The lazy-loading implementation will require careful consideration of how the knowledge base is accessed and utilized by the TEA agent. We need to ensure that the knowledge is loaded efficiently and only when it is needed, without introducing any performance bottlenecks or disrupting the agent's workflow. This may involve modifying the agent's code to include logic for checking the availability of the required knowledge and triggering the loading process when necessary.

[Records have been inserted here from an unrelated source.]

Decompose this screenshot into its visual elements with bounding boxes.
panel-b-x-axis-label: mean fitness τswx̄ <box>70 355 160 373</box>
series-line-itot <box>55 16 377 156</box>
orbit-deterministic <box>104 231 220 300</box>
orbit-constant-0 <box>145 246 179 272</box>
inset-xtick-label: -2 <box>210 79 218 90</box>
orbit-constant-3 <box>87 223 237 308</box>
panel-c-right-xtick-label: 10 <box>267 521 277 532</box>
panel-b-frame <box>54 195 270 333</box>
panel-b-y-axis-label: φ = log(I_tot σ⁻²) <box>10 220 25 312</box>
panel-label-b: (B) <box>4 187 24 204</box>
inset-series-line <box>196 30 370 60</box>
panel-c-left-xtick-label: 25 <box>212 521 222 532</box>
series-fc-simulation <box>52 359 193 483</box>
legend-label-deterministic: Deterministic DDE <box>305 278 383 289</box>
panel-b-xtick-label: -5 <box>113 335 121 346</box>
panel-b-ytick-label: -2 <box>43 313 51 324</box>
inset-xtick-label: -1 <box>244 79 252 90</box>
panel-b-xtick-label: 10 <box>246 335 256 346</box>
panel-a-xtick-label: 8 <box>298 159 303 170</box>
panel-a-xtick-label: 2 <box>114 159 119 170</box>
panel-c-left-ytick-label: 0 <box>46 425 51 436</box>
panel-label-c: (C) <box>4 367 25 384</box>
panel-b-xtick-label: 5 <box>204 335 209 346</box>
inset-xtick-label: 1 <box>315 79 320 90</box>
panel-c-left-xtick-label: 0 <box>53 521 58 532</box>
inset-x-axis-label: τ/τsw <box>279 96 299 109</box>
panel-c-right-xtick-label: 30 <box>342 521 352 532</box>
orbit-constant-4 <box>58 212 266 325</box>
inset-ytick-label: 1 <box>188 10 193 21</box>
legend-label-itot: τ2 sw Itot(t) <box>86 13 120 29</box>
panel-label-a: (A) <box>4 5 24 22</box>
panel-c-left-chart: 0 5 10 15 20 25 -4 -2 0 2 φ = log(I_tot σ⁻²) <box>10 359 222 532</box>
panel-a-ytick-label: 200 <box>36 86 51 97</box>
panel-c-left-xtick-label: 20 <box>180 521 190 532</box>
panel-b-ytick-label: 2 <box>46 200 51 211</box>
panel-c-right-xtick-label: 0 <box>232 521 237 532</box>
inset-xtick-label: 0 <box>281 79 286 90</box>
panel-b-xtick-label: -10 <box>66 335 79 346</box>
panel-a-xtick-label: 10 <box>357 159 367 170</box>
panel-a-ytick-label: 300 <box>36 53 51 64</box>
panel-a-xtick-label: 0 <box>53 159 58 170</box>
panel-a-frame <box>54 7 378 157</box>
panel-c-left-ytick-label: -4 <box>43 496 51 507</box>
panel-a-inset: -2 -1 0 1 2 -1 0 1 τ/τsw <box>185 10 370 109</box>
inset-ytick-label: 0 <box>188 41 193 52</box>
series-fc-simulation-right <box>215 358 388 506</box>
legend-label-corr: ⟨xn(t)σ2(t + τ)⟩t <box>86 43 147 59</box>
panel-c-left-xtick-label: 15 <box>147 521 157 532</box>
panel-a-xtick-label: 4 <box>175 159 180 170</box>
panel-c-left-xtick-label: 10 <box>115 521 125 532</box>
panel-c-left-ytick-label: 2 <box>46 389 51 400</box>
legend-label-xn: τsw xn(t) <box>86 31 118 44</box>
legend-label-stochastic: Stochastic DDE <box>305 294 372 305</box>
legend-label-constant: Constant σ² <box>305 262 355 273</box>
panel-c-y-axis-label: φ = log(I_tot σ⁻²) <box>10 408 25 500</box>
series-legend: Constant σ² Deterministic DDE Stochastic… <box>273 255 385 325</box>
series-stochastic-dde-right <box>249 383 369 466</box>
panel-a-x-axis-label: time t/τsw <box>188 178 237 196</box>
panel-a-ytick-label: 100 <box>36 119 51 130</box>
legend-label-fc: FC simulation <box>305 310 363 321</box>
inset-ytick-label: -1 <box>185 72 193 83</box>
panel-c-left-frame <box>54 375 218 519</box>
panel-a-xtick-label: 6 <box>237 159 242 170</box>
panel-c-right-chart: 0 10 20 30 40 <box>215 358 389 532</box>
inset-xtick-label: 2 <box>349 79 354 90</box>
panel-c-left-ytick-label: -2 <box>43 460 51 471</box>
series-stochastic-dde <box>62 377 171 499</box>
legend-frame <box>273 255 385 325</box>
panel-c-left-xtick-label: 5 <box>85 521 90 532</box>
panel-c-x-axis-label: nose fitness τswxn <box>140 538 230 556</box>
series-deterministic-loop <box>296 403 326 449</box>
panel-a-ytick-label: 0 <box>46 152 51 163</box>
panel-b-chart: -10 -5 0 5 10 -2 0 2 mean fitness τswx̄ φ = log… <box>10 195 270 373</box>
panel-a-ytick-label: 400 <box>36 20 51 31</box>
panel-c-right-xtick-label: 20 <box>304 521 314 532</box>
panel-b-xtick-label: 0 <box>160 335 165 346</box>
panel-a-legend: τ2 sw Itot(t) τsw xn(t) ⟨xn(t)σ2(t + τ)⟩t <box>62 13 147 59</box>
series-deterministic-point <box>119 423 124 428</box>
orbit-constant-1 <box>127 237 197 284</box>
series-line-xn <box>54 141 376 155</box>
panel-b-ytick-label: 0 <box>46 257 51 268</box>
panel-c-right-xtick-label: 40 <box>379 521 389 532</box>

Splitting the project-context.md file into domain-specific modules will involve analyzing the contents of the file and identifying logical groupings of information that can be separated into distinct modules. This will require a good understanding of the project's structure and the relationships between different components. The modules should be designed in a way that allows the DEV and SM agents to easily load only the relevant context for their respective domains, without having to load the entire file.
Creating slim knowledge files will involve identifying and removing any unnecessary or redundant information from the knowledge base. This may include removing outdated or irrelevant content, consolidating similar concepts, and optimizing the formatting of the files to reduce their size. The goal is to create a leaner and more efficient knowledge base that can be loaded and processed more quickly, while still providing the agents with the information they need to perform their functions effectively.
Expected Outcome
Here's what we expect to see after implementing these changes:
| Metric | Before | After | Improvement |
|---|---|---|---|
| System Overhead | 18.6% | 15.2% | -3.4% |
| TEA + ATDD (typical) | 67% | 25% | -42% |
| Available for work | 33% | 75% | +42% |
With these improvements, we'll have much more context available for actual work, leading to better performance and fewer context overflow errors. Reducing the system overhead will free up more resources for the agents to perform their functions efficiently. The significant reduction in TEA + ATDD context usage will make it possible to handle more complex tasks without running into context overflow issues. And the increased availability of context for work will allow the agents to process more information and execute more sophisticated workflows.